Glaxo Settles Paxil Lawsuit
GlaxoSmithKline PLC agreed Thursday to a schedule for releasing negative data on the safety and effectiveness of its drugs to settle a lawsuit by New York's attorney general that accused the pharmaceutical maker of misrepresenting data on prescribing its antidepressant drug Paxil to children.
The company will also continue to update the information as new data becomes available, and will keep it available for at least 10 years after the initial publication.
GlaxoSmithKline will put summaries of all its studies since December 2000 in a clinical trial registry on its Web site by the end of 2005. The London-based company is the first major drug maker to agree to disclose all its studies. The company also will pay $2.5 million to the state as part of the settlement.
GlaxoSmithKline spokeswoman Nancy Pekarek told CBS Radio News released negative data on the effects of Paxil on children on its Web site in June. The company that month also announced the launch of a clinical trial registry on all their marketed products.
She said the data Spitzer accused the company of withholding had already been released through other means that included posters, medical letters to healthcare professionals and during meetings.
"We are choosing to settle this basically to avoid the high cost and time of protracted litigation," she said.
New York Attorney General Eliot Spitzer sued the company for fraud in June, alleging the company withheld the negative information.

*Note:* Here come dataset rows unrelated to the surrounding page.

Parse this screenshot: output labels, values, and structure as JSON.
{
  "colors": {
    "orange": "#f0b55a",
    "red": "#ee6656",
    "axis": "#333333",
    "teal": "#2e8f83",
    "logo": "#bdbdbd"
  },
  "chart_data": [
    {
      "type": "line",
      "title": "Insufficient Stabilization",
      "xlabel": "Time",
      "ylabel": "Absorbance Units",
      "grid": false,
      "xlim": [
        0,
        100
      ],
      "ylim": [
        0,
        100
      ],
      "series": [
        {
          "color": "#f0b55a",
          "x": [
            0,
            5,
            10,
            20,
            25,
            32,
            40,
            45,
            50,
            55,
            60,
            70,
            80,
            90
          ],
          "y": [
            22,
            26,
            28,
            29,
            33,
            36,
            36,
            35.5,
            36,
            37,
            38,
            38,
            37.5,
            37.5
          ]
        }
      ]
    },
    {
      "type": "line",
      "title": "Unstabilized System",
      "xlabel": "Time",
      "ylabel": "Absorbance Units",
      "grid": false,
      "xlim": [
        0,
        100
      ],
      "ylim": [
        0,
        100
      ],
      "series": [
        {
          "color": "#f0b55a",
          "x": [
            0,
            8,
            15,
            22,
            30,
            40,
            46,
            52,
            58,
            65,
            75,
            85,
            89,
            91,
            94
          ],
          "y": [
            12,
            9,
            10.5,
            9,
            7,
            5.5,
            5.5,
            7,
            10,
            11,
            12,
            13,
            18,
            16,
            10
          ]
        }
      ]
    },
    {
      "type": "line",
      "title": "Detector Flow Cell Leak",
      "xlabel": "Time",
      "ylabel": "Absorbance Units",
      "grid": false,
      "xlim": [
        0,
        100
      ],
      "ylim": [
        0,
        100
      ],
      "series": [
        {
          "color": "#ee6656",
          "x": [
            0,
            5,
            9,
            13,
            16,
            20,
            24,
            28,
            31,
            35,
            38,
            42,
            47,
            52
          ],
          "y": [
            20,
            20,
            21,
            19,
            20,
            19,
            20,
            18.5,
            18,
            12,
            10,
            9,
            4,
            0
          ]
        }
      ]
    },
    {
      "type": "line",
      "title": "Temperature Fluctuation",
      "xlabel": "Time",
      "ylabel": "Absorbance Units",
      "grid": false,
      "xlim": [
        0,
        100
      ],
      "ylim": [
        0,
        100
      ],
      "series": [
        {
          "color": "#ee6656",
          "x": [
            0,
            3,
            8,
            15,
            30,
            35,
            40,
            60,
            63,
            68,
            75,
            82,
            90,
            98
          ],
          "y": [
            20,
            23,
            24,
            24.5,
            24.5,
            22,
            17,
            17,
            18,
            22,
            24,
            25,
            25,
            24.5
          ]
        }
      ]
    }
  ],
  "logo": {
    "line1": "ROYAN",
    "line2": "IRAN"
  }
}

The suit struck at drug companies' responsibility to show whether antidepressants increase suicidal tendencies in children and whether the companies skew information on their products by not publicizing all the studies conducted on medicines or editing information on published trials.
Pekarek said that the company still feels Spitzer's civil charge of fraud is unfounded and that the settlement accepts disclosure policies the company had been working on for months, even before Spitzer's suit was filed.
Test results from this week forward will be posted within 10 months of a drug's approval, she said.
Spitzer said GlaxoSmithKline's new standard will also drive the industry, in part because investors and funders of research will be drawn to a firm that is a leader in disclosure of product data.
"The immediate impact is sending a signal to the other pharmaceutical manufacturers that this is the new standard with regard to disclosure of clinical studies," said Joe Baker, Spitzer's health care bureau chief. Additional investigations of other drug firms continues, he said.
"We will continue to do that until we feel this industry as a whole has stopped this practice," Baker said.
Paxil has not been approved for use with children, but the company conducted research to see whether it might prove useful, Pekarek said.
Spitzer said Glaxo conducted at least five studies on the use of Paxil in children and adolescents, but released one that showed mixed results on its effectiveness. The Democrat accused the firm of suppressing the negative results that failed to show Paxil was effective and might increase the risk of suicidal thoughts and acts in some youths. Spitzer also accused the firm of omitting the negative data from "Medical Information Letters" to physicians, according to the settlement filed in U.S. District Court in Manhattan.
A key to Spitzer's case was an internal 1999 Glaxo document showed that the company intended to "manage the dissemination of data in order to minimize any potential negative commercial impact."
Only Prozac, made by Eli Lilly & Co., has been approved to treat depression in children. But doctors can prescribe drugs as they see fit and routinely recommend such medicines for children suffering from depression and other psychological disorders.
In May, a Journal of the American Medical Association article that reviewed 102 clinical trials found that 50 percent of efficacy outcomes and 65 percent of harm outcomes were incompletely reported. The article concluded that trial outcomes are frequently incomplete, biased and inconsistent with protocols.